Sevgili okurlarım,

Beni sosyal medyadan takip edenlerin bildiği gibi yıllardır hayalini kurduğum Panama Kanalı ziyaretimi sonunda gerçekleştirdim. Spontone olarak gelişen bu seyahat Paskalya tatiline denk geldiği için çok kolay geçmesede  bende unutulmaz anılar bırakti. 

Sizden saklayacak halim yok, dünyanın çoğu ülkesini gezmiş olan biri olarak Panama bilgim sadece meşhur kanaldan ibaretti. Oysaki 4 gün geçirdiğim bu şehir beni her metre karesinde şaşırttı, kendine hayran bıraktı. Kuzey ve Güney Amerika’yı  birbirine bağlayan Panama kanalı ile ünlü bu şehir tam bir zıtlıklar şehri aslında.
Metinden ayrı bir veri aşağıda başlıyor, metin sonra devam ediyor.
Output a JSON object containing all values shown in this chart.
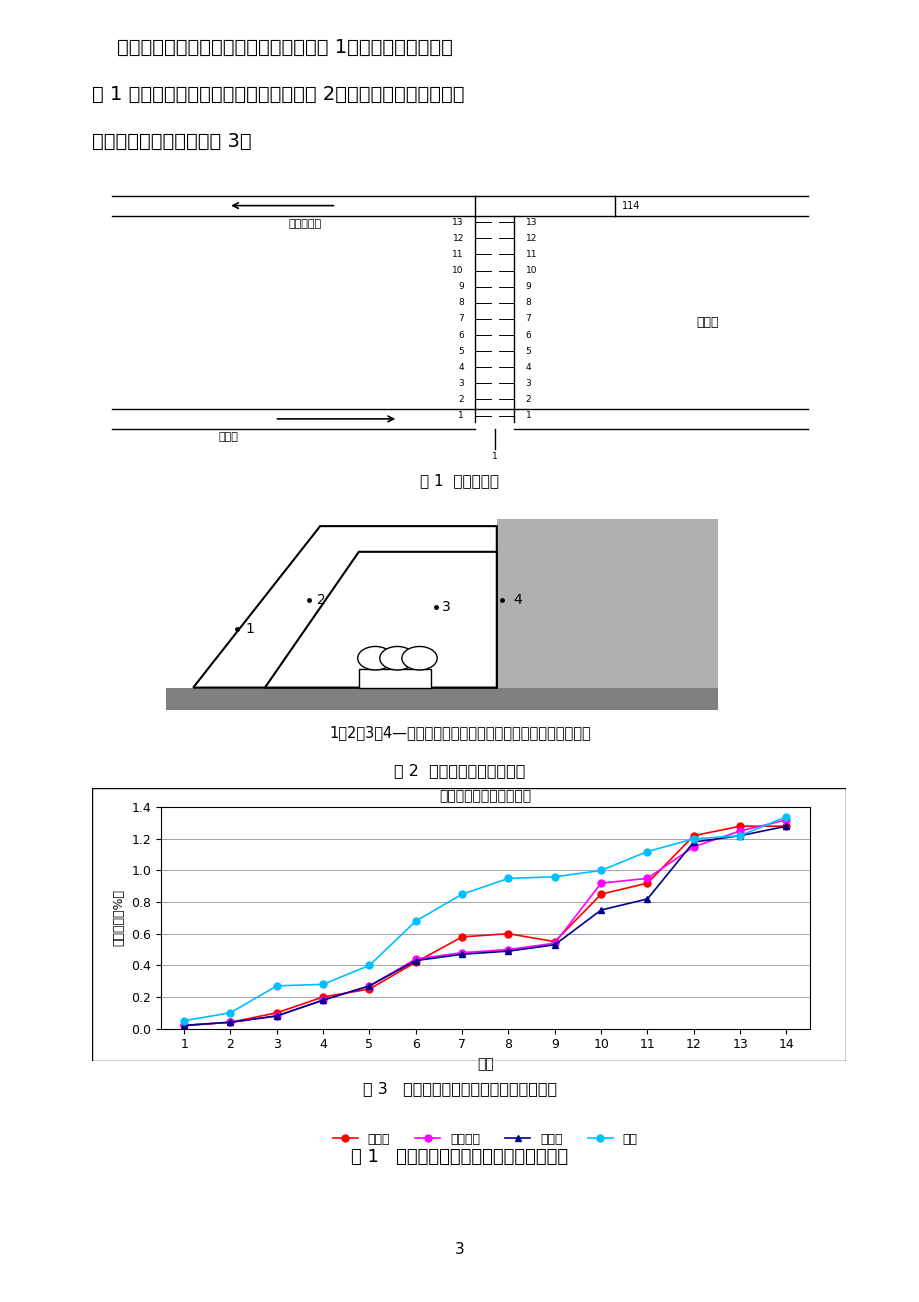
{
  "fig1_caption": "图 1  单元划分图",
  "fig2_caption_line1": "1、2、3、4—采空区、立柱中间、人行道、煤壁瓦斯浓度测点",
  "fig2_caption_line2": "图 2  回采工作面测点布置图",
  "fig3_title": "各测点瓦斯浓度变化曲线",
  "fig3_xlabel": "测点",
  "fig3_ylabel": "瓦斯浓度（%）",
  "fig3_caption": "图 3   工作面各测点倾斜方向瓦斯浓度分布",
  "table1_caption": "表 1   工作面瓦斯浓度及风流参数实测数据",
  "page_number": "3",
  "para_line1": "    工作面瓦斯浓度及风流参数实测数据见表 1。根据单元法原理对",
  "para_line2": "表 1 中实测数据进行处理，处理结果见表 2。不同测点沿工作面倾斜",
  "para_line3": "方向的瓦斯浓度分布见图 3。",
  "label_caicaiqv": "采空区",
  "label_lizhu": "立柱中间",
  "label_renxing": "人行道",
  "label_meiqiang": "煤壁",
  "label_fuzhu": "辅助进风巷",
  "label_jinfeng": "进风巷",
  "label_caikongqu": "采空区",
  "series_caicaiqv": [
    0.02,
    0.04,
    0.1,
    0.2,
    0.25,
    0.42,
    0.58,
    0.6,
    0.55,
    0.85,
    0.92,
    1.22,
    1.28,
    1.28
  ],
  "series_lizhu": [
    0.02,
    0.04,
    0.08,
    0.18,
    0.27,
    0.44,
    0.48,
    0.5,
    0.54,
    0.92,
    0.95,
    1.15,
    1.25,
    1.32
  ],
  "series_renxing": [
    0.02,
    0.04,
    0.08,
    0.18,
    0.27,
    0.43,
    0.47,
    0.49,
    0.53,
    0.75,
    0.82,
    1.18,
    1.22,
    1.28
  ],
  "series_meiqiang": [
    0.05,
    0.1,
    0.27,
    0.28,
    0.4,
    0.68,
    0.85,
    0.95,
    0.96,
    1.0,
    1.12,
    1.2,
    1.22,
    1.34
  ],
  "color_caicaiqv": "#ff0000",
  "color_lizhu": "#ff00ff",
  "color_renxing": "#00008b",
  "color_meiqiang": "#00bfff",
  "yticks": [
    0,
    0.2,
    0.4,
    0.6,
    0.8,
    1.0,
    1.2,
    1.4
  ],
  "xticks": [
    1,
    2,
    3,
    4,
    5,
    6,
    7,
    8,
    9,
    10,
    11,
    12,
    13,
    14
  ]
}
Şehir 3 kısıma ayrılmış bir tarafı Havana’yı hatırlatan old town (eski şehir) kolonyal yapıların hakim olduğu, Karayipler atmosferinin hüküm sürdüğü barlar, barlardan dışarlara taşan salsa müzikleri eşliğinde çoğu Avrupa’dan  gelen turistleri ağırlıyor.

 

 

Bir tarafı ise tamamıyla küçük New York diyebileceğim gökdelenlerin, modern, değişik şekil mimarilerin süslediği ABD ve Kanada emeklilerinin yerleştiği, dünya markalarinin her yerde bulunduğu, benim çokta ilgimi çekmeyen kısım.

Bana Panama şehrin de olduğumu hissettiren ise gerçek Panama halkının ruhunu yaşayan şehrin merkezindeki teneke binalardan yapılmış gecekondularda yasayan halk. Açık hava barakalarda saç kestiren sakal tıraşı olan insanları görmek başta garip gelse de sonradan çok mantıklı geldi. Hava böylesine güzelken dört duvar arasına sıkışmak yazık olurdu.
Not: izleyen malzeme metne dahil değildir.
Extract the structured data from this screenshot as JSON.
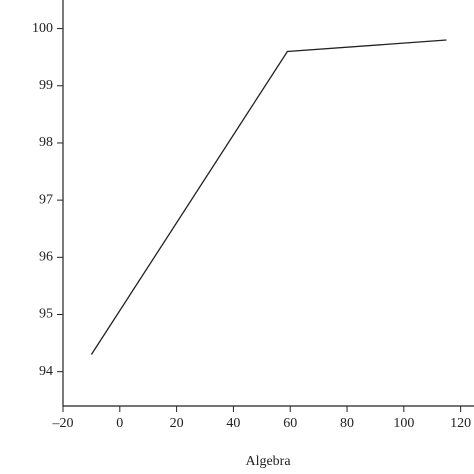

Panama şehrinde şimdiye kadar hayatımda hiç görmediğim kadar deniz ürünleri gördüm bir o kadar da ucuz. İlk gün kesinlikle hijyen sorunu vardır diye adım atmadığım bu şirin baraka binalarda yapılan yemekler denizin önüne atılmış salaş masalarda güler yüzlü garsonların servisiyle keyifli bir ortam sunuyor. Her verilen sipariş yeni bir heyecan demek  buda en güzel yanlarından biri olsa gerek.  Gallopinto denilen pirinç ve fasulye ile yapılan yemekleri her yerde bulunuyor. Meksika mutfağının popülerliği de gözden kaçmayacak kadar büyük. Şehrin popüler semtlerinden olan kaldığım otelin köşesinde 3 ay önce açılan İstanbul Kebap Salonu da değişik bir seçenek sunuyor.

 

 

Washington da yaşayan Panama aşığı bir arkadaşımın tavsiyesi üzerine Hard Rock Panama Cafenin 62. Katının panaromik manzarasinda günün yorgunluğunu atarak bira içmek muhteşemdi.

Aralik-Nisan ayları gidilmesi tavsiye edilen Orta Amerika'nin bu en güzel ülkesi kesinlikle görülmesi gereken yerlerden biri özellikle Panama Kanalının işleyişi  küçücük bir kanaldan dev gemilerin bir okyanustan ötekine  geçişi herşeye değer

Panama'da nerelere gidilir? Gece hayatı nasıldır? Haftaya...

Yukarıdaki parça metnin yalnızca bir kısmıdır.